Em vez disso é, também, busca por Deus. Mas minha profunda convicção é que a revelação de Deus em Jesus seria a mais esclarecedora. No entanto, cuidado: devemos evitar identificar Deus com a nossa compreensão de Deus; devemos buscá-lo, cada um por seu caminho. Podem existir várias pistas; para mim Jesus não é apenas uma pista, mas a pista. Mas isso é Ele, não sou eu, não é o cristão. Se essa distinção for feita e não se sobrepõe o ser cristão ao ser de Jesus, então estamos todos em busca de Deus e cada um na sua convicção provisória, mas também profunda. O absoluto é a revelação de Deus para nós em Jesus. Ele é o caminho, a verdade, não eu mesmo ou a minha compreensão de Deus e de Jesus; não o meu Cristianismo.
Formalmente, tornamo-nos cristãos com o batismo. Esse sacramento serve para nos lavar do estigma do “pecado original”?
O Batismo é a aliança de Deus em vista da humanidade nova, aquela de Jesus, que nós devemos tentar imitar.
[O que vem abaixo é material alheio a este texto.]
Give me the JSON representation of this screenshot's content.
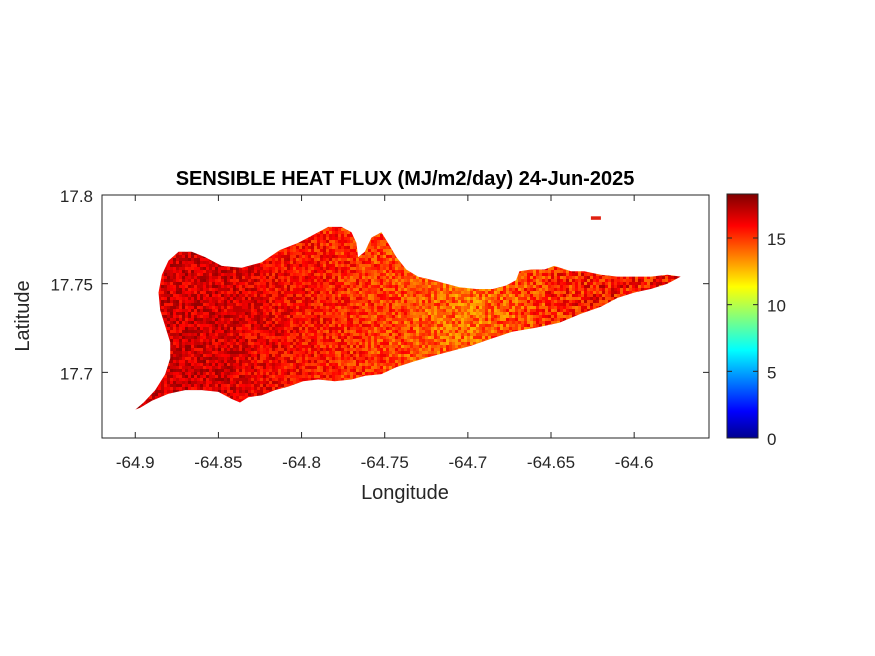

Eu creio que Ele nos salva com a morte e com a vida. Finalmente, com sua ressurreição nos redime, porque Deus não permite a nossa dissolução total, mas nos tira da sepultura e nos doa uma eternidade. Mas voltemos ao "pecado original". Dele a Bíblia não fala, e é desconhecido da tradição judaica.
Na Igreja dos primeiros séculos essa tradição foi-se criando gradualmente, estendendo-se por fim entre os séculos IV e V sistematizada por Agostinho, bispo de Hipona (na atual Argélia); foi então dogmatizada e o Concílio de Trento, em 1546, impôs a excomunhão a quem negasse que nossos antepassados pecaram, ou negasse que sua culpa se transmitisse, por geração, como uma falha indelével, a cada criatura humana nascente. Só o batismo – afirmava-se – poderia nos lavar dessa culpa.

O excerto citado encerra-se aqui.